Only stand high a long enough time your lightning

    will come; that is what blunts the peaks of

    redwoods;

But this old tower of life on the hilltop has taken

    it more than twice a century, this knows in

    every

Cell the salty and the burning taste, the shudder

    and the voice.

                     The fire from heaven; it has

    felt the earth's too

Roaring up hill in autumn, thorned oak-leaves tossing

    their bright ruin to the bitter laurel-leaves,

    and all

Its under-forest has died and died, and lives to be

    burnt; the redwood has lived. Though the fire

    entered,

It cored the trunk while the sapwood increased. The

    trunk is a tower, the bole of the trunk is a

    black cavern,

The mast of the trunk with its green boughs the

    mountain stars are strained through

Is like the helmet-spike on the highest head of an

    army; black on lit blue or hidden in cloud

It is like the hill's finger in heaven.
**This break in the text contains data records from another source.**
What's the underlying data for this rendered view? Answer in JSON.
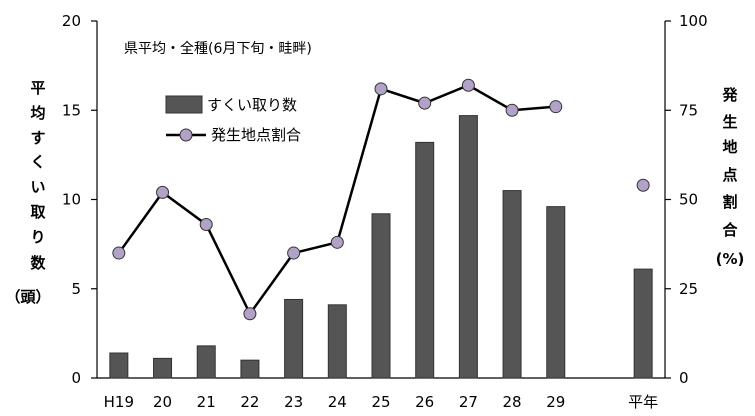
{
  "chart_data": {
    "type": "bar+line",
    "title": "県平均・全種(6月下旬・畦畔)",
    "categories": [
      "H19",
      "20",
      "21",
      "22",
      "23",
      "24",
      "25",
      "26",
      "27",
      "28",
      "29",
      "",
      "平年"
    ],
    "series": [
      {
        "name": "すくい取り数",
        "type": "bar",
        "axis": "left",
        "color": "#555555",
        "values": [
          1.4,
          1.1,
          1.8,
          1.0,
          4.4,
          4.1,
          9.2,
          13.2,
          14.7,
          10.5,
          9.6,
          null,
          6.1
        ]
      },
      {
        "name": "発生地点割合",
        "type": "line",
        "axis": "right",
        "color": "#000000",
        "marker_color": "#b3a2c7",
        "values": [
          35,
          52,
          43,
          18,
          35,
          38,
          81,
          77,
          82,
          75,
          76,
          null,
          54
        ],
        "connect_through": 10
      }
    ],
    "left_axis": {
      "label_chars": [
        "平",
        "均",
        "す",
        "く",
        "い",
        "取",
        "り",
        "数",
        "（頭）"
      ],
      "ylim": [
        0,
        20
      ],
      "ticks": [
        0,
        5,
        10,
        15,
        20
      ]
    },
    "right_axis": {
      "label_chars": [
        "発",
        "生",
        "地",
        "点",
        "割",
        "合",
        "(%)"
      ],
      "ylim": [
        0,
        100
      ],
      "ticks": [
        0,
        25,
        50,
        75,
        100
      ]
    },
    "grid": false,
    "legend_position": "top-left"
  }
}
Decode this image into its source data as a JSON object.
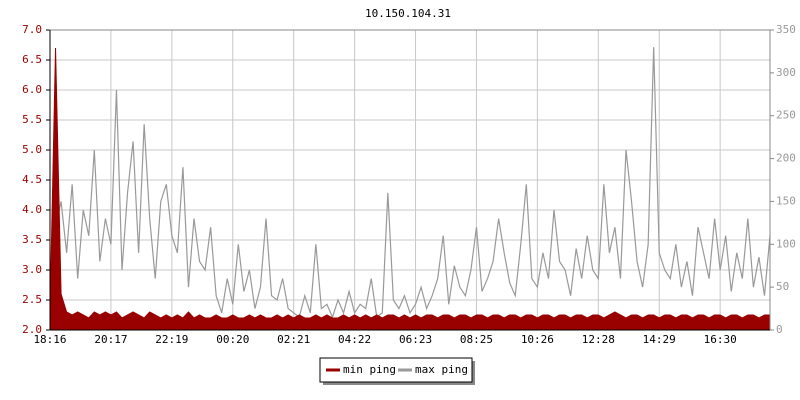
{
  "chart_data": {
    "type": "line",
    "title": "10.150.104.31",
    "categories": [
      "18:16",
      null,
      null,
      null,
      null,
      null,
      null,
      null,
      null,
      null,
      null,
      "20:17",
      null,
      null,
      null,
      null,
      null,
      null,
      null,
      null,
      null,
      null,
      "22:19",
      null,
      null,
      null,
      null,
      null,
      null,
      null,
      null,
      null,
      null,
      "00:20",
      null,
      null,
      null,
      null,
      null,
      null,
      null,
      null,
      null,
      null,
      "02:21",
      null,
      null,
      null,
      null,
      null,
      null,
      null,
      null,
      null,
      null,
      "04:22",
      null,
      null,
      null,
      null,
      null,
      null,
      null,
      null,
      null,
      null,
      "06:23",
      null,
      null,
      null,
      null,
      null,
      null,
      null,
      null,
      null,
      null,
      "08:25",
      null,
      null,
      null,
      null,
      null,
      null,
      null,
      null,
      null,
      null,
      "10:26",
      null,
      null,
      null,
      null,
      null,
      null,
      null,
      null,
      null,
      null,
      "12:28",
      null,
      null,
      null,
      null,
      null,
      null,
      null,
      null,
      null,
      null,
      "14:29",
      null,
      null,
      null,
      null,
      null,
      null,
      null,
      null,
      null,
      null,
      "16:30",
      null,
      null,
      null,
      null,
      null,
      null,
      null,
      null,
      null
    ],
    "series": [
      {
        "name": "min ping",
        "color": "#990000",
        "fill": "area",
        "values": [
          2.3,
          6.7,
          2.6,
          2.3,
          2.25,
          2.3,
          2.25,
          2.2,
          2.3,
          2.25,
          2.3,
          2.25,
          2.3,
          2.2,
          2.25,
          2.3,
          2.25,
          2.2,
          2.3,
          2.25,
          2.2,
          2.25,
          2.2,
          2.25,
          2.2,
          2.3,
          2.2,
          2.25,
          2.2,
          2.2,
          2.25,
          2.2,
          2.2,
          2.25,
          2.2,
          2.2,
          2.25,
          2.2,
          2.25,
          2.2,
          2.2,
          2.25,
          2.2,
          2.25,
          2.2,
          2.25,
          2.2,
          2.2,
          2.25,
          2.2,
          2.25,
          2.2,
          2.2,
          2.25,
          2.2,
          2.25,
          2.2,
          2.25,
          2.2,
          2.25,
          2.2,
          2.25,
          2.25,
          2.2,
          2.25,
          2.2,
          2.25,
          2.2,
          2.25,
          2.25,
          2.2,
          2.25,
          2.25,
          2.2,
          2.25,
          2.25,
          2.2,
          2.25,
          2.25,
          2.2,
          2.25,
          2.25,
          2.2,
          2.25,
          2.25,
          2.2,
          2.25,
          2.25,
          2.2,
          2.25,
          2.25,
          2.2,
          2.25,
          2.25,
          2.2,
          2.25,
          2.25,
          2.2,
          2.25,
          2.25,
          2.2,
          2.25,
          2.3,
          2.25,
          2.2,
          2.25,
          2.25,
          2.2,
          2.25,
          2.25,
          2.2,
          2.25,
          2.25,
          2.2,
          2.25,
          2.25,
          2.2,
          2.25,
          2.25,
          2.2,
          2.25,
          2.25,
          2.2,
          2.25,
          2.25,
          2.2,
          2.25,
          2.25,
          2.2,
          2.25,
          2.25
        ]
      },
      {
        "name": "max ping",
        "color": "#999999",
        "axis": "y2",
        "values": [
          40,
          120,
          150,
          90,
          170,
          60,
          140,
          110,
          210,
          80,
          130,
          100,
          280,
          70,
          160,
          220,
          90,
          240,
          130,
          60,
          150,
          170,
          110,
          90,
          190,
          50,
          130,
          80,
          70,
          120,
          40,
          20,
          60,
          30,
          100,
          45,
          70,
          25,
          50,
          130,
          40,
          35,
          60,
          25,
          20,
          15,
          40,
          20,
          100,
          25,
          30,
          15,
          35,
          20,
          45,
          20,
          30,
          25,
          60,
          15,
          20,
          160,
          35,
          25,
          40,
          20,
          30,
          50,
          25,
          40,
          60,
          110,
          30,
          75,
          50,
          40,
          70,
          120,
          45,
          60,
          80,
          130,
          90,
          55,
          40,
          100,
          170,
          60,
          50,
          90,
          60,
          140,
          80,
          70,
          40,
          95,
          60,
          110,
          70,
          60,
          170,
          90,
          120,
          60,
          210,
          150,
          80,
          50,
          100,
          330,
          90,
          70,
          60,
          100,
          50,
          80,
          40,
          120,
          90,
          60,
          130,
          70,
          110,
          45,
          90,
          60,
          130,
          50,
          85,
          40,
          110
        ]
      }
    ],
    "ylim": [
      2,
      7
    ],
    "yticks": [
      {
        "value": 2,
        "label": "2.0"
      },
      2.5,
      {
        "value": 3,
        "label": "3.0"
      },
      3.5,
      {
        "value": 4,
        "label": "4.0"
      },
      4.5,
      {
        "value": 5,
        "label": "5.0"
      },
      5.5,
      {
        "value": 6,
        "label": "6.0"
      },
      6.5,
      {
        "value": 7,
        "label": "7.0"
      }
    ],
    "y2lim": [
      0,
      350
    ],
    "y2ticks": [
      0,
      50,
      100,
      150,
      200,
      250,
      300,
      350
    ],
    "grid": true,
    "legend": "bottom"
  }
}
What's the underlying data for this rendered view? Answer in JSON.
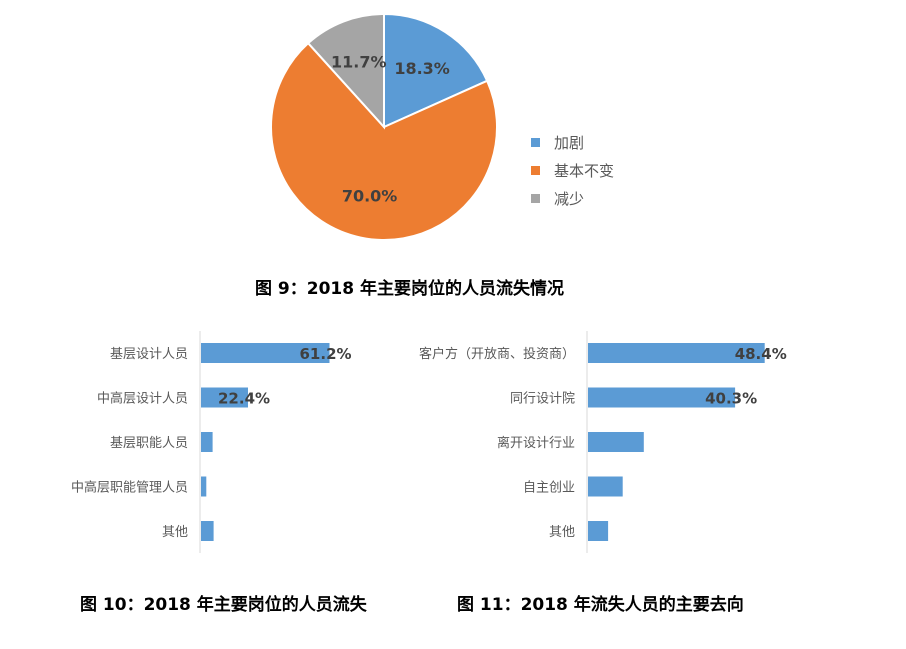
{
  "chart_data": [
    {
      "type": "pie",
      "labels": [
        "加剧",
        "基本不变",
        "减少"
      ],
      "values": [
        18.3,
        70.0,
        11.7
      ],
      "value_labels": [
        "18.3%",
        "70.0%",
        "11.7%"
      ],
      "colors": [
        "#5b9bd5",
        "#ed7d31",
        "#a5a5a5"
      ],
      "legend_position": "right"
    },
    {
      "type": "bar",
      "orientation": "horizontal",
      "categories": [
        "基层设计人员",
        "中高层设计人员",
        "基层职能人员",
        "中高层职能管理人员",
        "其他"
      ],
      "values": [
        61.2,
        22.4,
        5.5,
        2.5,
        6.0
      ],
      "value_labels": [
        "61.2%",
        "22.4%",
        "",
        "",
        ""
      ],
      "color": "#5b9bd5"
    },
    {
      "type": "bar",
      "orientation": "horizontal",
      "categories": [
        "客户方（开放商、投资商）",
        "同行设计院",
        "离开设计行业",
        "自主创业",
        "其他"
      ],
      "values": [
        48.4,
        40.3,
        15.3,
        9.5,
        5.5
      ],
      "value_labels": [
        "48.4%",
        "40.3%",
        "",
        "",
        ""
      ],
      "color": "#5b9bd5"
    }
  ],
  "captions": {
    "fig9": "图  9：2018 年主要岗位的人员流失情况",
    "fig10": "图  10：2018 年主要岗位的人员流失",
    "fig11": "图  11：2018 年流失人员的主要去向"
  }
}
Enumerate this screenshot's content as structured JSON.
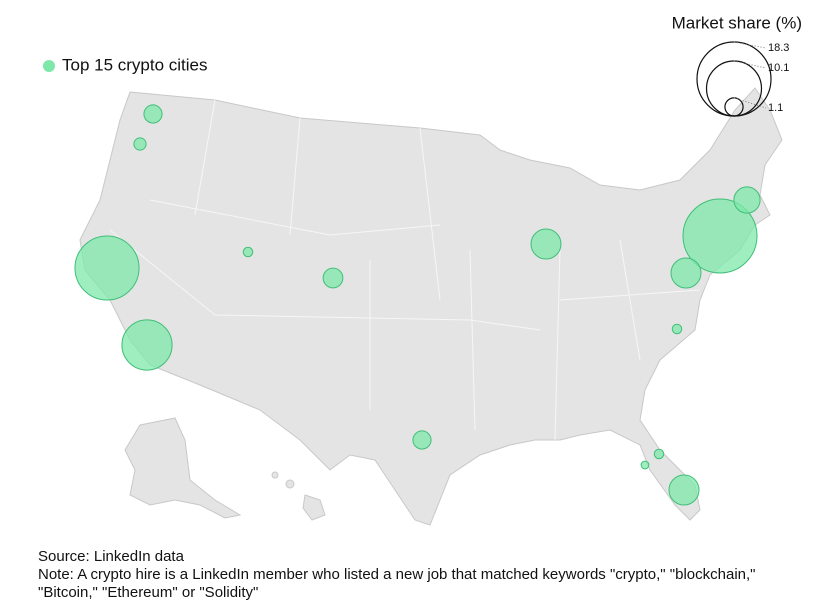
{
  "chart_data": {
    "type": "bubble-map",
    "legend": "Top 15 crypto cities",
    "color": "#7de8a9",
    "size_legend": {
      "title": "Market share (%)",
      "values": [
        18.3,
        10.1,
        1.1
      ]
    },
    "values": [
      1.1,
      0.5,
      13.7,
      8.4,
      0.3,
      1.3,
      3.0,
      18.3,
      2.3,
      3.0,
      0.3,
      1.1,
      0.3,
      0.2,
      3.0
    ],
    "source": "Source: LinkedIn data",
    "note": "Note: A crypto hire is a LinkedIn member who listed a new job that matched keywords \"crypto,\" \"blockchain,\" \"Bitcoin,\" \"Ethereum\" or \"Solidity\""
  }
}
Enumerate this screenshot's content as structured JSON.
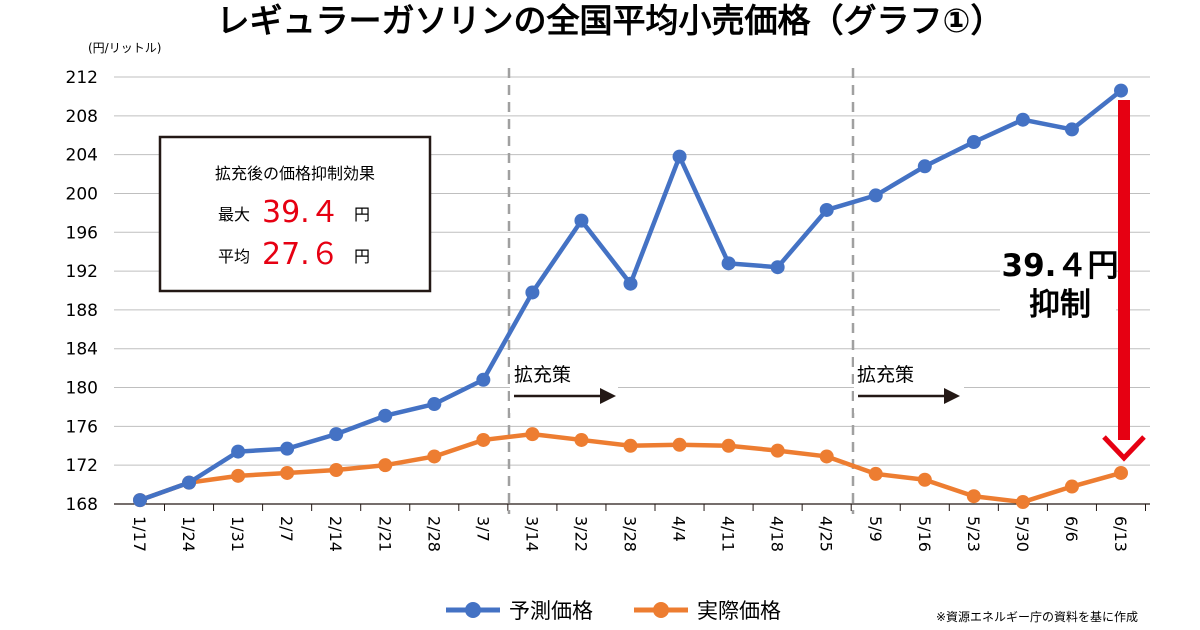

And when the

    cloud hides it, though in barren summer, the

    boughs

Make their own rain.

                    Old Escobar had a cunning trick

    when he stole beef. He and his grandsons

Would drive the cow up here to a starlight death and

    hoist the carcass into the tree's hollow,

Then let them search his cabin he could smile for

    pleasure, to think of his meat hanging secure

Exalted over the earth and the ocean, a theft like a

    star, secret against the supreme sky.